No sé quién prepara a los recreacionistas de Tuluá, pero todos hablan con voz nasal, y me vale chimba que la recomendación para escribir sea la de evitar caer en la tentación de totalizar porque yo hablo de los recreacionistas a los que he oído y no hay uno solo que no hable como payaso del siglo pasado. Lo digo porque el día de hoy la concentración de los docentes en paro se realizó en el parque recreacional de una caja de compensación en la que estamos metidas las personas que andamos en esto de dar clases y dizque inspirar el aprendizaje.
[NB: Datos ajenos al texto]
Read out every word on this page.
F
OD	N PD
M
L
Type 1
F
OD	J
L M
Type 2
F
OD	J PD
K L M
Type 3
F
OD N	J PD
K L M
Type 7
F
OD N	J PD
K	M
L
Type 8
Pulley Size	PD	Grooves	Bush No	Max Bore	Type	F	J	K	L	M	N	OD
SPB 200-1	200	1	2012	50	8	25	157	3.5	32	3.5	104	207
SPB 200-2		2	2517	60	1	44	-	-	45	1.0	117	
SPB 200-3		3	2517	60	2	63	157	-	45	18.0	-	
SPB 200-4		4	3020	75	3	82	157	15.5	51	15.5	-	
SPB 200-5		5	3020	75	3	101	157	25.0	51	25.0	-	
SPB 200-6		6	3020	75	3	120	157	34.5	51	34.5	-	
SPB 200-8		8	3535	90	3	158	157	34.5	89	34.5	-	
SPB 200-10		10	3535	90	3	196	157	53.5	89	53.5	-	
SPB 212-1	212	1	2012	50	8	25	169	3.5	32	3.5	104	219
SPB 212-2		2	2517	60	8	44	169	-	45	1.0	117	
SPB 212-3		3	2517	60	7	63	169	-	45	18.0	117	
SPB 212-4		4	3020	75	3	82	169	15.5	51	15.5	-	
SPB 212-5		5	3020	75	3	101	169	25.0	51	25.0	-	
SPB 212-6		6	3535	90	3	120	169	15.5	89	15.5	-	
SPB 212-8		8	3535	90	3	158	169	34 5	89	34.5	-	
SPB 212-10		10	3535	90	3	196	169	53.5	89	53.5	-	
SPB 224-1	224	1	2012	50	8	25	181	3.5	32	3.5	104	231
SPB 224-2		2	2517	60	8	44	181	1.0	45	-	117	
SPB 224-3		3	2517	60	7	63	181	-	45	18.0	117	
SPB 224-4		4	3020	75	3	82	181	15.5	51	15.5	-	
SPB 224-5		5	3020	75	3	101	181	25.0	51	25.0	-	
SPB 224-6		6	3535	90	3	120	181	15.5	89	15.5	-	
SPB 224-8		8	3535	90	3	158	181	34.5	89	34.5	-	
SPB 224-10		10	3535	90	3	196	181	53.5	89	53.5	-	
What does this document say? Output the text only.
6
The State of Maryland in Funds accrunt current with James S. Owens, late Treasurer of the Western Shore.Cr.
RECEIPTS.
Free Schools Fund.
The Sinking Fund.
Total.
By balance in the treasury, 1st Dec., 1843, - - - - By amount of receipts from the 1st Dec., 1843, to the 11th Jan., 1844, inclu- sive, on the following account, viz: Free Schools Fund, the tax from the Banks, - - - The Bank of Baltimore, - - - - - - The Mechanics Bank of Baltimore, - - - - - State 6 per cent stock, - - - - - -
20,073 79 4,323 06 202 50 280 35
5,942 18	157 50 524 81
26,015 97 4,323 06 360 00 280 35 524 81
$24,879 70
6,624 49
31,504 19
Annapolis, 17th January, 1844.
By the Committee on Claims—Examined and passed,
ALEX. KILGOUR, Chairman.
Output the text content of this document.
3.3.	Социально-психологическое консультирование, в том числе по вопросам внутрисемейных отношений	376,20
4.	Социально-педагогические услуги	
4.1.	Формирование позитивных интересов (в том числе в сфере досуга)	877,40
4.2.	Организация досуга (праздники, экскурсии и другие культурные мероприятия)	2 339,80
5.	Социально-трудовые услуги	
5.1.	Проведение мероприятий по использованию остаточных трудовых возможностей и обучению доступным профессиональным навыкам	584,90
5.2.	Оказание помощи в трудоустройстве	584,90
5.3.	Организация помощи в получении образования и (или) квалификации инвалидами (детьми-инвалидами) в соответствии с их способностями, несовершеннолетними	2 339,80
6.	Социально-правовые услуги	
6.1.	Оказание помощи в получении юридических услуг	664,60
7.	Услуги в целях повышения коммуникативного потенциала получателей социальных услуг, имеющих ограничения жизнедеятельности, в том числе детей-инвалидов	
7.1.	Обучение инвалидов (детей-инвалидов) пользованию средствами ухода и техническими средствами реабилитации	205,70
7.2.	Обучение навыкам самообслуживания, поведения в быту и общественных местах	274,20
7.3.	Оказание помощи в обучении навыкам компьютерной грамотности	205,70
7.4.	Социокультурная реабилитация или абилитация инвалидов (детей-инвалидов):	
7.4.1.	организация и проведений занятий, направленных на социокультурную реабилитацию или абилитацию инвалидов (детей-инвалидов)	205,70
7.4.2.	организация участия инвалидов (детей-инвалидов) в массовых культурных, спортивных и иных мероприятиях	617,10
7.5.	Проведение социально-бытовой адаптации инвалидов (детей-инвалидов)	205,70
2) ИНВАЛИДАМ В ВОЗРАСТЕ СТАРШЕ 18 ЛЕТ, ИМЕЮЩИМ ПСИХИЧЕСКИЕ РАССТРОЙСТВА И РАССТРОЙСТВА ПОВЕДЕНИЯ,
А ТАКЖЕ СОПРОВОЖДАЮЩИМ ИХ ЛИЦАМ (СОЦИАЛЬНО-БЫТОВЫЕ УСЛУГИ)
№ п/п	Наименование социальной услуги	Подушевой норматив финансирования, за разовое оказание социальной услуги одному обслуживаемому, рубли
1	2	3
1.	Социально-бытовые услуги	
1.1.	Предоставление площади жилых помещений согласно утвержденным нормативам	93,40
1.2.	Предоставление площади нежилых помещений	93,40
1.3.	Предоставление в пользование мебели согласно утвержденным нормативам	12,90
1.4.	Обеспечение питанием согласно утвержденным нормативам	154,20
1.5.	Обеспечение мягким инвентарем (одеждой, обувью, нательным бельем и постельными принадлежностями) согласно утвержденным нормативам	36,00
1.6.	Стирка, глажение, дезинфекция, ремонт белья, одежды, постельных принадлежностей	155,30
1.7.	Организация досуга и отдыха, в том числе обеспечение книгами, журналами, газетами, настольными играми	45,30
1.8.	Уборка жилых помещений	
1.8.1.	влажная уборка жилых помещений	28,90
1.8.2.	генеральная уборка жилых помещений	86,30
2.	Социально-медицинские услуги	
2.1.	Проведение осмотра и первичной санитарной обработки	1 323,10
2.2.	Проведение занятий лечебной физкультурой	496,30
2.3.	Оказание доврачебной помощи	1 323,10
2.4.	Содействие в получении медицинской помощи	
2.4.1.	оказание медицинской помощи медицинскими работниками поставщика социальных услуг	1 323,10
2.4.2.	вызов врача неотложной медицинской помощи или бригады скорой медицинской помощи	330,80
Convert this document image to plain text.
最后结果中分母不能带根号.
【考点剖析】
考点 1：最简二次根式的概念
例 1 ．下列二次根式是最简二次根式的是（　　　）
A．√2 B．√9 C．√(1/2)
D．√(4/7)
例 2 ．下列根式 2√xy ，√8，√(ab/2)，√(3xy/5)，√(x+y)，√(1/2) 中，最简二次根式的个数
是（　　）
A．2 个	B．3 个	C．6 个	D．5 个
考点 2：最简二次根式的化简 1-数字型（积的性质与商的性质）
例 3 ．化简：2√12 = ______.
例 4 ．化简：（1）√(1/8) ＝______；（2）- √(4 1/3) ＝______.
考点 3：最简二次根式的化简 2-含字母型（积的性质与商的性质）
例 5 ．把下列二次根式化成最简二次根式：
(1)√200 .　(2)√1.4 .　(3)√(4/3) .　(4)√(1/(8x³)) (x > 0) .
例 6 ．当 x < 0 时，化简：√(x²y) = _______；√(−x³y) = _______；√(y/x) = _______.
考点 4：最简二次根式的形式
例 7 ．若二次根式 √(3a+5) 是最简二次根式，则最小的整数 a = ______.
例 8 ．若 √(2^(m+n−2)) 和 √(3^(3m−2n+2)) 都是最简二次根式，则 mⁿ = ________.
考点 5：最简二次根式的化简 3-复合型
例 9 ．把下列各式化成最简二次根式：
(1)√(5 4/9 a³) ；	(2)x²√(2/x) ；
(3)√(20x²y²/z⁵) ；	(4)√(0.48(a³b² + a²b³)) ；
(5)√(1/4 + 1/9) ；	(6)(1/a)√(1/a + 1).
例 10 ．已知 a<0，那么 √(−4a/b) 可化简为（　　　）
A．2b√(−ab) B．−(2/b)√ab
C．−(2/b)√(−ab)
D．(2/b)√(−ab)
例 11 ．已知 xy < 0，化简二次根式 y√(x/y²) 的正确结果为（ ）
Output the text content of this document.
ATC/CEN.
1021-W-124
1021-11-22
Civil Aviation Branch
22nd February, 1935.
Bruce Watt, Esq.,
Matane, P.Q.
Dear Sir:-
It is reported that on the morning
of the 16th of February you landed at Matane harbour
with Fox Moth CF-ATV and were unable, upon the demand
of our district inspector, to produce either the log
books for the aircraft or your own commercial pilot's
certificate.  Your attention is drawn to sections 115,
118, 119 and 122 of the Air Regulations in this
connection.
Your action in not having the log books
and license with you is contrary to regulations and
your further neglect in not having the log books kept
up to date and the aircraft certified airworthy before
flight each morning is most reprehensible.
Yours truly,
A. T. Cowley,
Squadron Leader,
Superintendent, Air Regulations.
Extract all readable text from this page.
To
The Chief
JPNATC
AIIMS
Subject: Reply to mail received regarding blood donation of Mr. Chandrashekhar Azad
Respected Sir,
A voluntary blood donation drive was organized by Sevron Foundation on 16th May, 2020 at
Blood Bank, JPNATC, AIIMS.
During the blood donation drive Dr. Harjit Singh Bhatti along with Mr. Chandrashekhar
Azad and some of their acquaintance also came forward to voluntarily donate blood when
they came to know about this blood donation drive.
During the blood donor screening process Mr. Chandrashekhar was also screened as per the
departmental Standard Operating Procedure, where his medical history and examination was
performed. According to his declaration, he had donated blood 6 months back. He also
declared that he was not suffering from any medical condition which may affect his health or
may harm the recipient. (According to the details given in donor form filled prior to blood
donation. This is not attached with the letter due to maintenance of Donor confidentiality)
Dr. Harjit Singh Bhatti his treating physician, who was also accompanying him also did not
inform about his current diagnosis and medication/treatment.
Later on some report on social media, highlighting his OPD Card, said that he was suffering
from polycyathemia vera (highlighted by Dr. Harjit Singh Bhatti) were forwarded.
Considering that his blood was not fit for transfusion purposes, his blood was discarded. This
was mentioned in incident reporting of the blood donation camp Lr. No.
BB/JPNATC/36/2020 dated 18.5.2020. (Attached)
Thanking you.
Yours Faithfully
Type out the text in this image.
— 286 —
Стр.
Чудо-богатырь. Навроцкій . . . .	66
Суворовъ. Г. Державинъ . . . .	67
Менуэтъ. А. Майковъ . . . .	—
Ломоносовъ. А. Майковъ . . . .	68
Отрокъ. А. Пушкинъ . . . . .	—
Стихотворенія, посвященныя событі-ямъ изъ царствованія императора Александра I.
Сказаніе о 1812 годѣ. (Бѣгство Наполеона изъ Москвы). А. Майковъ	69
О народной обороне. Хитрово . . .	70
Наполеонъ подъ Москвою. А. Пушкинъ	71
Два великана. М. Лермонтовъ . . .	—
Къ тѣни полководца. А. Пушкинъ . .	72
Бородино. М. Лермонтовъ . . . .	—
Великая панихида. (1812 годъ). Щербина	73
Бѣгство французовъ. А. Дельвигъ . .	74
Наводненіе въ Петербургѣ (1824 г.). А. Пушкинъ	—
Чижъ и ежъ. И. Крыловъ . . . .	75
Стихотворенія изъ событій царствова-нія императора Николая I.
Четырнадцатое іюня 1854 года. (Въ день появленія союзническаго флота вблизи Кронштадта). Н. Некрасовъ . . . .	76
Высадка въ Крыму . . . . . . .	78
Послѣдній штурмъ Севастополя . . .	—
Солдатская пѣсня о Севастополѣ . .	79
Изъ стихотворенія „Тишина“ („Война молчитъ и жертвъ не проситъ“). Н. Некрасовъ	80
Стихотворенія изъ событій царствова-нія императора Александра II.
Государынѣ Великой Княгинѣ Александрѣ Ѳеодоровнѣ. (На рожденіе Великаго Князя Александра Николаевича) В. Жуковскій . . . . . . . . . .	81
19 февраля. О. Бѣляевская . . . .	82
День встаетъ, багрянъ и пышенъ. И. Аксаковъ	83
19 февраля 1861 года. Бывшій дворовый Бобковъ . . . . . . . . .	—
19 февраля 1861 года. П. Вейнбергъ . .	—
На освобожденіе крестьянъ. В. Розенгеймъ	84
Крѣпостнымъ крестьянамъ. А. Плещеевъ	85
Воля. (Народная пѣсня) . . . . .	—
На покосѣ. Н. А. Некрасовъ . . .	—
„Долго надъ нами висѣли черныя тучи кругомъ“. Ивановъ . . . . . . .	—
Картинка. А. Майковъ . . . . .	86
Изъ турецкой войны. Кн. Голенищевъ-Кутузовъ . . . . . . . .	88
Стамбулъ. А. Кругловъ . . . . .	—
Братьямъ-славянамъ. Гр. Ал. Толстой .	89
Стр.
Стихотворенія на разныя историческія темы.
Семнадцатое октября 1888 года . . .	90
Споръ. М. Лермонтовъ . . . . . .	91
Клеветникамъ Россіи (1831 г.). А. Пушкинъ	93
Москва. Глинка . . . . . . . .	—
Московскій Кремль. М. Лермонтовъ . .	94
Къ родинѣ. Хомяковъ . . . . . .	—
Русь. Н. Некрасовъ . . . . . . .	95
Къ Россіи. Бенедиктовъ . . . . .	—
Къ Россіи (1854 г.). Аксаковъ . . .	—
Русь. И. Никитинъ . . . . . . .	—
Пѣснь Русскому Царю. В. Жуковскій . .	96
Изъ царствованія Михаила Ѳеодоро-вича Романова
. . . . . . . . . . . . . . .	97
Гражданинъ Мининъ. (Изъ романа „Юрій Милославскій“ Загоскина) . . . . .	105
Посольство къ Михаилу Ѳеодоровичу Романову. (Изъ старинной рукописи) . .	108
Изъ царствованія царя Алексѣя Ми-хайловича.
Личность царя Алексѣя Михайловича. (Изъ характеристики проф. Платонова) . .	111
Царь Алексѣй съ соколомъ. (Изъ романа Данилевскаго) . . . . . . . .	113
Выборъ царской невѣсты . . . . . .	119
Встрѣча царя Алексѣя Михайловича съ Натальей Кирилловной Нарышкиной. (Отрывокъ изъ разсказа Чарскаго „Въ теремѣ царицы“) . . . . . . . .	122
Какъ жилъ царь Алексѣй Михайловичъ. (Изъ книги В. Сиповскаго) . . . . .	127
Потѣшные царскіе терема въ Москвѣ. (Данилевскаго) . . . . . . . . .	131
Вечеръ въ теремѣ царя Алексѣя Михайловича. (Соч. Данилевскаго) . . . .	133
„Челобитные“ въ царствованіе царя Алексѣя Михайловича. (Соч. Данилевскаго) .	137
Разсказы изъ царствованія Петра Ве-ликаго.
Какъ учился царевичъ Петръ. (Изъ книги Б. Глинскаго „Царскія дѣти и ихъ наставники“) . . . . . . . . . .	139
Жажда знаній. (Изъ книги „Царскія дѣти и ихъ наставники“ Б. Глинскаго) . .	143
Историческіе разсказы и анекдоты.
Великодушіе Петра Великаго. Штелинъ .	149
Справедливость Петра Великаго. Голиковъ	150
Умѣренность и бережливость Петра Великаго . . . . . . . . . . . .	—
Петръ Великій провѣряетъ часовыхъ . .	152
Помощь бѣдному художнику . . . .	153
Allá la recreacionista con sus voz horrible invitaba a los profesores a bailar y a gritar y a participar en un montón de tonterías que según ella servían para que nos pusiéramos contentos, la gente no le copiaba mucho a su llamado y ella nos dijo: "no puedo creer que ustedes sean así, gente tan aburrida, yo no sé cómo hacen para dar clase, yo nunca quisiera estar en una clase con ustedes", lo dijo y se rio, bacana esa tipa, no la tiró prendida, una verdad frontal y a los miembros de un sindicato poderoso y se quedó como si nada, si no fuera por la voz nasal hasta me hubiera llegado al corazón.
Lo bueno es que entre tanta gente siempre resulta el que si se quiere disfrutar esas maricadas y entonces hubo gente que bailó y gente que jugó parques y domino y otros que jugaron fútbol y así. La reforma que motivo el paro ya se hundió en el congreso, podremos volver a los colegios a dar clase y a sentir de nuevo la displicencia de los estudiantes. La verdad, es que yo no sé cómo hace la gente para estar contenta. De dónde saca ganas de estar en el mundo. No lo sé, menos mal que tampoco es algo que tenga que saber porque de eso no se tratan las pruebas de estado ni las pruebas Pisa, a nadie le preguntan si está contento o cree que la vida vale la pena.